Günlük protein tüketin ve düşük yağlı seçenekleri tercih edin.
- Ramazan ayında birçok ailenin alışkanlığı olmasa da dikkat edilmesi gereken bir nokta da haftada en az bir kez balık tüketmektir.
- Kuru fasulye, nohut, mercimek gibi baklagiller ve ceviz, badem, fındık gibi çiğ kuruyemişler sağlıklı bitkisel proteinler de beslenmeye dahil edilmeli, es geçilmemelidir.
- Beyaz et ve baklagil tüketiminizin kırmızı ete göre yüksek olmasına özen gösterin.
Yemek pişirirken sağlıklı yağlar kullanın.
- Zeytinyağı, fındık, avokado yağı ve diğer çoklu doymamış yağları tercih edin.
- Aşırı yağ tüketiminden ve katı yağlardan kaçının.
- Kızartılmış yiyeceklerden, yüksek şeker ve yağ içeren gıdalardan ve tatlılardan uzak durun.
Günlük yeterli sıvı tüketimini sağlayın.
- Şeker içeren ve idrar söktürücü etkisi olan içecekleri (kahve, gazlı içecekler ve siyah çay) sınırlayın.
“Tuzlu besinler sık tüketilmemeli”
Ramazan'da öğünlerde sağlıklı besin seçimleri yapmanın önemine değinen Bayraktar, “Ramazan'da sahur ve iftar öğünlerinde sağlıklı besin seçimleri yapmak, enerji seviyelerini korumak, kas kaybını önlemek ve gün boyunca daha iyi bir metabolik denge sağlamak için önemlidir. Sahur, orta büyüklükte bir öğün olmalıdır; aşırı yemek yemeye gerek yoktur. Uzun saatler boyunca enerji sağlayacak lif, protein ve sağlıklı yağ kaynaklarını içermelidir. En önemli noktalardan biri ise sucuk, pastırma, kavurma gibi tuz içeriği yüksek besinleri sıklıkla ve büyük porsiyonlarda tercih etmemektir.
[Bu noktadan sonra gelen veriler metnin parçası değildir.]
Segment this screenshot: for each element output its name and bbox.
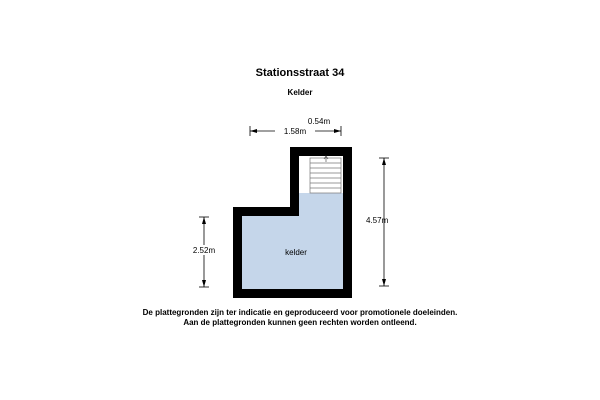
stair-area — [310, 156, 343, 193]
room-label: kelder — [285, 248, 307, 257]
dimension-label-top-width: 1.58m — [283, 127, 307, 136]
floor-label: Kelder — [287, 88, 313, 97]
address-title: Stationsstraat 34 — [255, 67, 345, 79]
disclaimer — [0, 308, 600, 328]
dimension-label-right-height: 4.57m — [366, 216, 389, 225]
disclaimer-line-1: De plattegronden zijn ter indicatie en geproduceerd voor promotionele doeleinden. — [142, 308, 458, 317]
room-floor-upper — [299, 193, 310, 216]
dimension-label-left-height: 2.52m — [192, 246, 216, 255]
inner-wall-left — [290, 147, 299, 216]
disclaimer-line-2: Aan de plattegronden kunnen geen rechten worden ontleend. — [183, 318, 417, 327]
dimension-label-top-small: 0.54m — [307, 117, 331, 126]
Tam tahıllar, yumurta ve az tuzlu peynirli gibi protein kaynakları, zeytinyağı, az tuzlu zeytin, çiğ kuruyemişler, meyve ve sebzeler sindirimi yavaşlatarak tokluk süresini uzatacağı gibi kan şekeri dengesi, sindirim sistemi ve kalp damar sağlığı açısından fayda sağlayacaktır. İftarda ise dikkat edilmesi gereken nokta yemek yeme faaliyetinin hızlı bir şekilde gerçekleştirmemektir. Bunun için geleneksel olarak su, hurma ya da zeytin ile açılan orucun çorba ile devam etmesi sonrasında 30 dakika kadar yemek yemeye ara verilmesini öneriyoruz. Bu yöntem ile kan şekeri dengesi sağlanacak, yemek sonunda duyulan tokluk hissinin kalitesi artacaktır. 30 dakika sonunda yarısı sebze ve meyvelerden oluşan, çeyreği bitkisel ya da hayvansal protein kaynakları ve kalan çeyreği ise tercihen kompleks karbonhidratlardan oluşan tabağınız ile iftarınızı tamamlayabilirsiniz.” diye konuştu.